Having my securities at a US broker who stores them in custodian banks somewhere (?), who in turn might put them in omnibus accounts sounds like too many leaps of faith (and different jurisdictions involved) for my taste. And not exactly what I would call antifragile.

As I understand it, if a custodian bank or a broker fails, your securities would be transferred to another bank/broker relatively quickly. See the FlowBank case for a recent example of this. If one of IB’s custodians fails, I assume IB would handle everything and simply notify you that you may not be able to access your shares for some time. If both go bankrupt at the same time, it probably doesn’t change much other than maybe being slower.

I think this is probably pretty low risk, at least in properly regulated and regularly audited entities like IBKR and the banks they work with. If you really want to eliminate that risk, I think you’re probably going to have to go for gold in a safe deposit box.

1 Like

I see
I feel this would need a lot of wrong things to happen at same time to become a problem. But yeah it could be a problem if everything goes wrong

Now I feel like this too, but probably wouldn’t have in 2008 or in March 2020 :wink:

I find it helps a lot if you don’t follow the news. :rofl: That, and having a good chunk of your yearly expenses in cash.

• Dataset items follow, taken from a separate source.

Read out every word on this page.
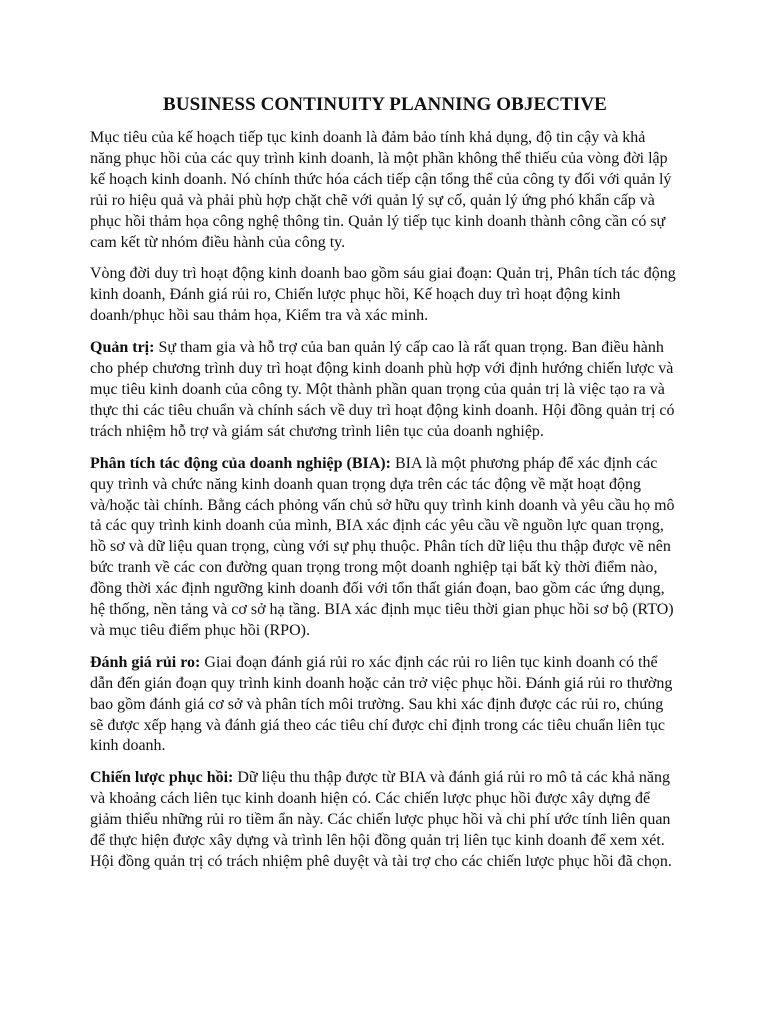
BUSINESS CONTINUITY PLANNING OBJECTIVE

Mục tiêu của kế hoạch tiếp tục kinh doanh là đảm bảo tính khả dụng, độ tin cậy và khả năng phục hồi của các quy trình kinh doanh, là một phần không thể thiếu của vòng đời lập kế hoạch kinh doanh. Nó chính thức hóa cách tiếp cận tổng thể của công ty đối với quản lý rủi ro hiệu quả và phải phù hợp chặt chẽ với quản lý sự cố, quản lý ứng phó khẩn cấp và phục hồi thảm họa công nghệ thông tin. Quản lý tiếp tục kinh doanh thành công cần có sự cam kết từ nhóm điều hành của công ty.

Vòng đời duy trì hoạt động kinh doanh bao gồm sáu giai đoạn: Quản trị, Phân tích tác động kinh doanh, Đánh giá rủi ro, Chiến lược phục hồi, Kế hoạch duy trì hoạt động kinh doanh/phục hồi sau thảm họa, Kiểm tra và xác minh.

Quản trị: Sự tham gia và hỗ trợ của ban quản lý cấp cao là rất quan trọng. Ban điều hành cho phép chương trình duy trì hoạt động kinh doanh phù hợp với định hướng chiến lược và mục tiêu kinh doanh của công ty. Một thành phần quan trọng của quản trị là việc tạo ra và thực thi các tiêu chuẩn và chính sách về duy trì hoạt động kinh doanh. Hội đồng quản trị có trách nhiệm hỗ trợ và giám sát chương trình liên tục của doanh nghiệp.

Phân tích tác động của doanh nghiệp (BIA): BIA là một phương pháp để xác định các quy trình và chức năng kinh doanh quan trọng dựa trên các tác động về mặt hoạt động và/hoặc tài chính. Bằng cách phỏng vấn chủ sở hữu quy trình kinh doanh và yêu cầu họ mô tả các quy trình kinh doanh của mình, BIA xác định các yêu cầu về nguồn lực quan trọng, hồ sơ và dữ liệu quan trọng, cùng với sự phụ thuộc. Phân tích dữ liệu thu thập được vẽ nên bức tranh về các con đường quan trọng trong một doanh nghiệp tại bất kỳ thời điểm nào, đồng thời xác định ngưỡng kinh doanh đối với tổn thất gián đoạn, bao gồm các ứng dụng, hệ thống, nền tảng và cơ sở hạ tầng. BIA xác định mục tiêu thời gian phục hồi sơ bộ (RTO) và mục tiêu điểm phục hồi (RPO).

Đánh giá rủi ro: Giai đoạn đánh giá rủi ro xác định các rủi ro liên tục kinh doanh có thể dẫn đến gián đoạn quy trình kinh doanh hoặc cản trở việc phục hồi. Đánh giá rủi ro thường bao gồm đánh giá cơ sở và phân tích môi trường. Sau khi xác định được các rủi ro, chúng sẽ được xếp hạng và đánh giá theo các tiêu chí được chỉ định trong các tiêu chuẩn liên tục kinh doanh.

Chiến lược phục hồi: Dữ liệu thu thập được từ BIA và đánh giá rủi ro mô tả các khả năng và khoảng cách liên tục kinh doanh hiện có. Các chiến lược phục hồi được xây dựng để giảm thiểu những rủi ro tiềm ẩn này. Các chiến lược phục hồi và chi phí ước tính liên quan để thực hiện được xây dựng và trình lên hội đồng quản trị liên tục kinh doanh để xem xét. Hội đồng quản trị có trách nhiệm phê duyệt và tài trợ cho các chiến lược phục hồi đã chọn.
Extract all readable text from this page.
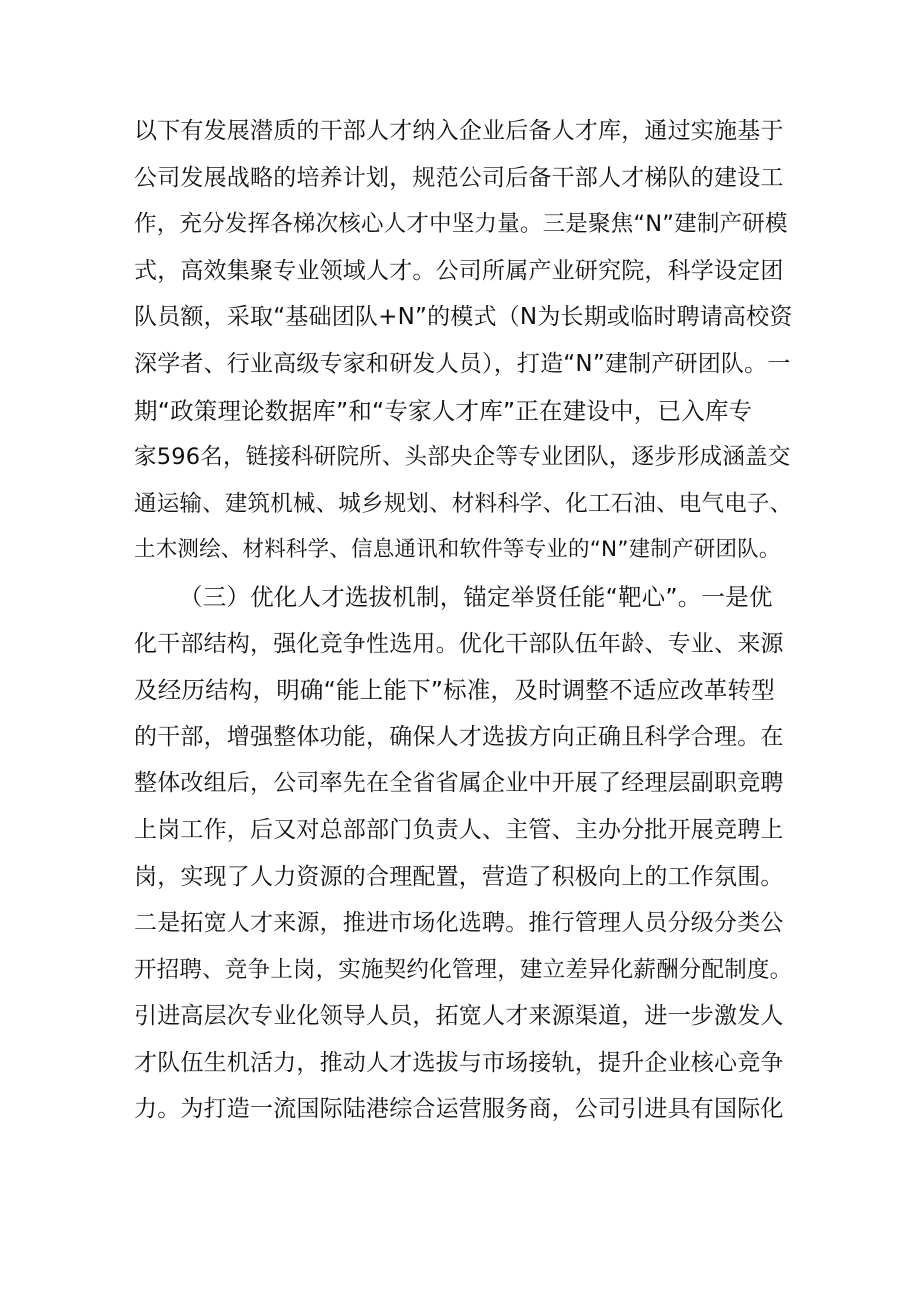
以下有发展潜质的干部人才纳入企业后备人才库，通过实施基于
公司发展战略的培养计划，规范公司后备干部人才梯队的建设工
作，充分发挥各梯次核心人才中坚力量。三是聚焦“N”建制产研模
式，高效集聚专业领域人才。公司所属产业研究院，科学设定团
队员额，采取“基础团队+N”的模式（N为长期或临时聘请高校资
深学者、行业高级专家和研发人员），打造“N”建制产研团队。一
期“政策理论数据库”和“专家人才库”正在建设中，已入库专
家596名，链接科研院所、头部央企等专业团队，逐步形成涵盖交
通运输、建筑机械、城乡规划、材料科学、化工石油、电气电子、
土木测绘、材料科学、信息通讯和软件等专业的“N”建制产研团队。
（三）优化人才选拔机制，锚定举贤任能“靶心”。一是优
化干部结构，强化竞争性选用。优化干部队伍年龄、专业、来源
及经历结构，明确“能上能下”标准，及时调整不适应改革转型
的干部，增强整体功能，确保人才选拔方向正确且科学合理。在
整体改组后，公司率先在全省省属企业中开展了经理层副职竞聘
上岗工作，后又对总部部门负责人、主管、主办分批开展竞聘上
岗，实现了人力资源的合理配置，营造了积极向上的工作氛围。
二是拓宽人才来源，推进市场化选聘。推行管理人员分级分类公
开招聘、竞争上岗，实施契约化管理，建立差异化薪酬分配制度。
引进高层次专业化领导人员，拓宽人才来源渠道，进一步激发人
才队伍生机活力，推动人才选拔与市场接轨，提升企业核心竞争
力。为打造一流国际陆港综合运营服务商，公司引进具有国际化
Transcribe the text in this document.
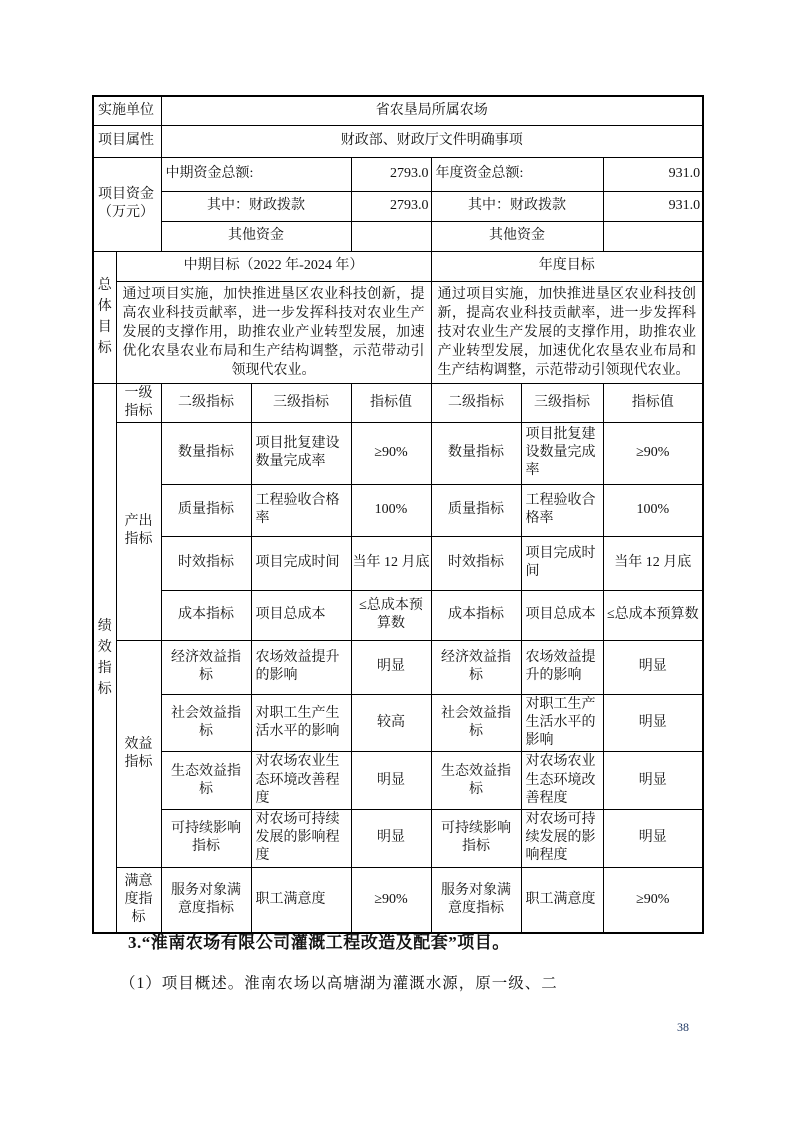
实施单位		省农垦局所属农场					
项目属性		财政部、财政厅文件明确事项					
项目资金（万元）		中期资金总额:		2793.0	年度资金总额:		931.0
		其中：财政拨款		2793.0	其中：财政拨款		931.0
		其他资金			其他资金		
总体目标	中期目标（2022 年-2024 年）				年度目标		
	通过项目实施，加快推进垦区农业科技创新，提高农业科技贡献率，进一步发挥科技对农业生产发展的支撑作用，助推农业产业转型发展，加速优化农垦农业布局和生产结构调整，示范带动引领现代农业。				通过项目实施，加快推进垦区农业科技创新，提高农业科技贡献率，进一步发挥科技对农业生产发展的支撑作用，助推农业产业转型发展，加速优化农垦农业布局和生产结构调整，示范带动引领现代农业。		
绩效指标	一级指标	二级指标	三级指标	指标值	二级指标	三级指标	指标值
	产出指标	数量指标	项目批复建设数量完成率	≥90%	数量指标	项目批复建设数量完成率	≥90%
		质量指标	工程验收合格率	100%	质量指标	工程验收合格率	100%
		时效指标	项目完成时间	当年 12 月底	时效指标	项目完成时间	当年 12 月底
		成本指标	项目总成本	≤总成本预算数	成本指标	项目总成本	≤总成本预算数
	效益指标	经济效益指标	农场效益提升的影响	明显	经济效益指标	农场效益提升的影响	明显
		社会效益指标	对职工生产生活水平的影响	较高	社会效益指标	对职工生产生活水平的影响	明显
		生态效益指标	对农场农业生态环境改善程度	明显	生态效益指标	对农场农业生态环境改善程度	明显
		可持续影响指标	对农场可持续发展的影响程度	明显	可持续影响指标	对农场可持续发展的影响程度	明显
	满意度指标	服务对象满意度指标	职工满意度	≥90%	服务对象满意度指标	职工满意度	≥90%
3.“淮南农场有限公司灌溉工程改造及配套”项目。
（1）项目概述。淮南农场以高塘湖为灌溉水源，原一级、二
38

The details are complicated, but if I had to jot down an approximation, I would say:

  • Safe (AA)
    • PostFinance: It has an AA rating (like Ireland or Belgium), guarantees losses by custodians, large enough that it would be an Affair if it failed, register securities in client’s name.
    • SwissQuote IF you pay extra for individual customer account segregation: They also have an AA rating, and I presume they guarantee losses by custodians with this arrangement (terms are not available online). I would rank them a notch lower than PostFinance because I think it would be less of a scandal if they went belly up.
  • Probably OK (“safe assuming no well-regulated bank defaults”)
    • VIAC: Assets are held at a regulated Swiss bank (Solothurn Regiobank) and the Bank WIR additionally provides a guarantees. I’m not so confident about WIR though, and Solothurn Regiobank is small also. Still: no leverage and bank guarantees, I guess it should be OK.
  • You do you
    • SwissQuote IF you do not pay extra for individual customer account segregation: With the default arrangement they explicit put the risk of their custodian onto the client, and given they pick custodians…
    • IBKR: BBB+ rating (like Botswana) for the parent company, complex structure and refused to answer my questions about custody.

(EDIT: Fixed mistake on IBKR rating. Also I just want to restate that this is really just my own qualitative assessment, I didn’t base myself on an established framework and I didn’t develop a rigorous methodology.)